And, it's really time we get on voters to give the deserving David Ortiz an MVP one of these days...
While I wouldn't say we should replace the way we look at players, because that would mean relearning all the numbers we've picked up over the years about past players, I think adding these stats to the current collection makes a lot of sense. Nice job!
Posted by: Peter at February 5, 2008 8:45 AM
I've been doing this in my own player analysis for some time now, and it has always been a valuable tool.
My initial goal was similar to yours and Mark's: I wanted everything to add up to 1.00, so everything could be viewed in the proper context (that context being: how often does each particular event occur, as a percentage of all events).
To accomplish that end, we have to ignore some outs (GIDP, CS, other base-running outs) and some positive base advancements(SB), but I solved the problem by thinking about statistics as either primary or secondary. For example, BA, OBA, Out% are all "Primary Performance," and the other outs or bases -- outs and bases that are conditional, like SB, CS, GIDP, etc. -- become "Secondary Performance" or "Conditional Performance."
Looking at a player's Primary Performance will generally give me a good idea of production, but looking at Secondary Performance is always helpful, especially when players are borderline-great/good. (Jim Rice comes to mind. His Secondary numbers are wretched, obviously.)
Anyway, I'm really hoping this "Everything adds up to 1.00" trend catches on.
Posted by: Derek at February 5, 2008 9:44 AM
Nice. I would think one could just combine BB and HBP, though, to make it simpler. One could have a new set of "slash stats" that add up to one.
Posted by: Blastings at February 5, 2008 10:46 AM
I like what you're doing here using plate appearances as a denominator.
However, the idea of expressing the stat as a percentage is something that I doubt the mainstream baseball culture will ever accept. I really don't think it does anything to "help" the mainstream fan accept the OBP concept better. If anything I think it will be far less accepted than OBP.
This is due to the same reasons why the metric system just won't take hold in the US, despite the fact that metric is a more precise and practical system for our base 10 counting. The mere fact that it is different from the established norms makes society resistant to its acceptance. Thus, I really believe that one of the reasons that the mainstream is at least begrudgingly accepting of OBP is that its format is similar to the norm of Batting Average. In other words, just like you can say "Player X has a batting average of three-hundred," you can say, "Player X has a on-base percentage of four-hundred."

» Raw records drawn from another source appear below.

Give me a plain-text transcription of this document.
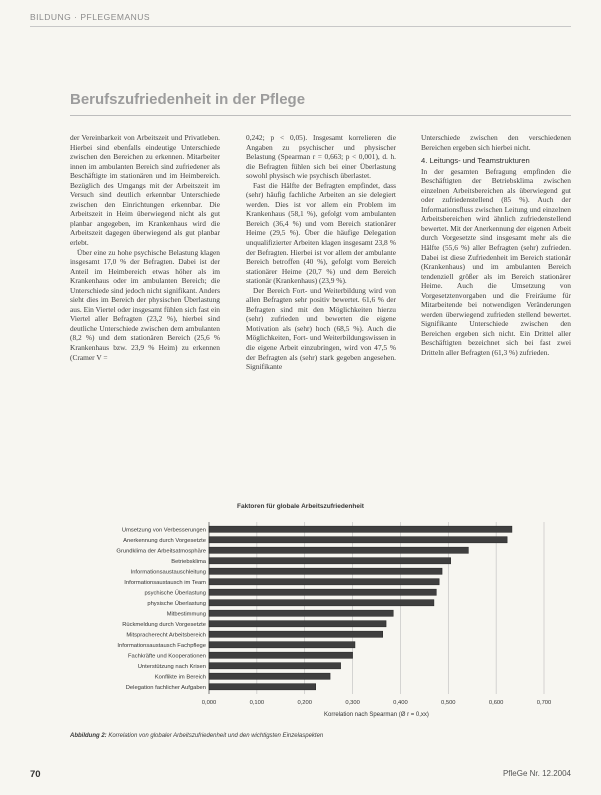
BILDUNG · PFLEGEMANUS
Berufszufriedenheit in der Pflege

der Vereinbarkeit von Arbeitszeit und Privatleben. Hierbei sind ebenfalls eindeutige Unterschiede zwischen den Bereichen zu erkennen. Mitarbeiter innen im ambulanten Bereich sind zufriedener als Beschäftigte im stationären und im Heimbereich. Bezüglich des Umgangs mit der Arbeitszeit im Versuch sind deutlich erkennbar Unterschiede zwischen den Einrichtungen erkennbar. Die Arbeitszeit in Heim überwiegend nicht als gut planbar angegeben, im Krankenhaus wird die Arbeitszeit dagegen überwiegend als gut planbar erlebt.

Über eine zu hohe psychische Belastung klagen insgesamt 17,0 % der Befragten. Dabei ist der Anteil im Heimbereich etwas höher als im Krankenhaus oder im ambulanten Bereich; die Unterschiede sind jedoch nicht signifikant. Anders sieht dies im Bereich der physischen Überlastung aus. Ein Viertel oder insgesamt fühlen sich fast ein Viertel aller Befragten (23,2 %), hierbei sind deutliche Unterschiede zwischen dem ambulanten (8,2 %) und dem stationären Bereich (25,6 % Krankenhaus bzw. 23,9 % Heim) zu erkennen (Cramer V =

0,242; p < 0,05). Insgesamt korrelieren die Angaben zu psychischer und physischer Belastung (Spearman r = 0,663; p < 0,001), d. h. die Befragten fühlen sich bei einer Überlastung sowohl physisch wie psychisch überlastet.

Fast die Hälfte der Befragten empfindet, dass (sehr) häufig fachliche Arbeiten an sie delegiert werden. Dies ist vor allem ein Problem im Krankenhaus (58,1 %), gefolgt vom ambulanten Bereich (36,4 %) und vom Bereich stationärer Heime (29,5 %). Über die häufige Delegation unqualifizierter Arbeiten klagen insgesamt 23,8 % der Befragten. Hierbei ist vor allem der ambulante Bereich betroffen (40 %), gefolgt vom Bereich stationärer Heime (20,7 %) und dem Bereich stationär (Krankenhaus) (23,9 %).

Der Bereich Fort- und Weiterbildung wird von allen Befragten sehr positiv bewertet. 61,6 % der Befragten sind mit den Möglichkeiten hierzu (sehr) zufrieden und bewerten die eigene Motivation als (sehr) hoch (68,5 %). Auch die Möglichkeiten, Fort- und Weiterbildungswissen in die eigene Arbeit einzubringen, wird von 47,5 % der Befragten als (sehr) stark gegeben angesehen. Signifikante

Unterschiede zwischen den verschiedenen Bereichen ergeben sich hierbei nicht.

4. Leitungs- und Teamstrukturen

In der gesamten Befragung empfinden die Beschäftigten der Betriebsklima zwischen einzelnen Arbeitsbereichen als überwiegend gut oder zufriedenstellend (85 %). Auch der Informationsfluss zwischen Leitung und einzelnen Arbeitsbereichen wird ähnlich zufriedenstellend bewertet. Mit der Anerkennung der eigenen Arbeit durch Vorgesetzte sind insgesamt mehr als die Hälfte (55,6 %) aller Befragten (sehr) zufrieden. Dabei ist diese Zufriedenheit im Bereich stationär (Krankenhaus) und im ambulanten Bereich tendenziell größer als im Bereich stationärer Heime. Auch die Umsetzung von Vorgesetztenvorgaben und die Freiräume für Mitarbeitende bei notwendigen Veränderungen werden überwiegend zufrieden stellend bewertet. Signifikante Unterschiede zwischen den Bereichen ergeben sich nicht. Ein Drittel aller Beschäftigten bezeichnet sich bei fast zwei Dritteln aller Befragten (61,3 %) zufrieden.

Faktoren für globale Arbeitszufriedenheit
0,000	0,100	0,200	0,300	0,400	0,500	0,600	0,700
Umsetzung von Verbesserungen
Anerkennung durch Vorgesetzte
Grundklima der Arbeitsatmosphäre
Betriebsklima
Informationsaustauschleitung
Informationsaustausch im Team
psychische Überlastung
physische Überlastung
Mitbestimmung
Rückmeldung durch Vorgesetzte
Mitspracherecht Arbeitsbereich
Informationsaustausch Fachpflege
Fachkräfte und Kooperationen
Unterstützung nach Krisen
Konflikte im Bereich
Delegation fachlicher Aufgaben
Korrelation nach Spearman (Ø r = 0,xx)
Abbildung 2: Korrelation von globaler Arbeitszufriedenheit und den wichtigsten Einzelaspekten
70	PfleGe Nr. 12.2004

Say what you will about how little it makes sense, but until we start measuing fastballs in kilometers per hour, rather than mph, I doubt percentage stats will ever take hold.
Posted by: Kyle at February 5, 2008 5:35 PM
Basing on PA is common sense and the way I've evaluated players for my DMB leagues for at least 10 years.
It fully exposes the fraud that batting average is which is culturally difficult for baseball. Most surprising to those not familiar with the method is how many more hits the low walk/high average hitters get than the high walk/high average hitters.
For situational tactics, it is very useful. For example, if there is a man on second and two outs late in a tie game, your best chance to score that run can be easily calculated based on the next 2-3 hitters hitting averages and on base averages (against different pitching matchups with park effects considered of course!).
Statistics like GB% and FB% should also be based on PAs and are similarly useful.
Posted by: Nick Dowling at February 6, 2008 10:14 AM
Just a quick point. Qualification for hitting rate stats in Major League Baseball is not solely based on obtaining 502 plate appearances. You can qualify if your rate stat still ranks assuming you make an out in all remaining plate appearances necessary to reach 502. With this fact in mind, Barry Bonds' stats with making outs in the 25 additional plate appearances to reach 502 would be:
Hit % 18.73%
BB % 26.29%
HBP % 00.60%
OB % 45.62%
Out % 54.38%
APA .3824
BPA .6514
Number One in all of MLB at the age of 43 in highest BB %, highest OB %, and lowest Out %! Still 6th in all of MLB in BPA! How could he still be so good at this late stage of his career if his sucess from 1999 thru 2005 was tied to performance enhancing drugs and with the Feds and everybody else breathing down his neck since then making it improssible for him to continue to use?
I wounder what numbers a system like PECOTA or any other such system would project for Barry Bonds suposed darkside years (1999 thru 2005)using his pre darkside performances for 1986 thru 1998 and his post darkside performances for 2006 and 2007 as the bookmarks for these projections?
Posted by: giantsrainman at February 6, 2008 4:35 PM
Well, I just wandered over here and noticed this thread. I am glad to see Rich's fine article.
The beauty of plate appearance stats is not only that you can get things to add up to 1, although that is certainly nice. Its that you really can get a feel for how likely something is to happen. If Albert Pujols is up at bat, what is the likelihood that he is going to get a hit? What about a HR? As a fan, this seems like a pretty interesting to know while you are sitting and watching the game. Yet with all the dozens of stats that might get flashed on the screen, none of them tell me this very interesting thing.
Its all on a Strat-o-matic card, of course.
Posted by: Mark Armour at February 6, 2008 8:54 PM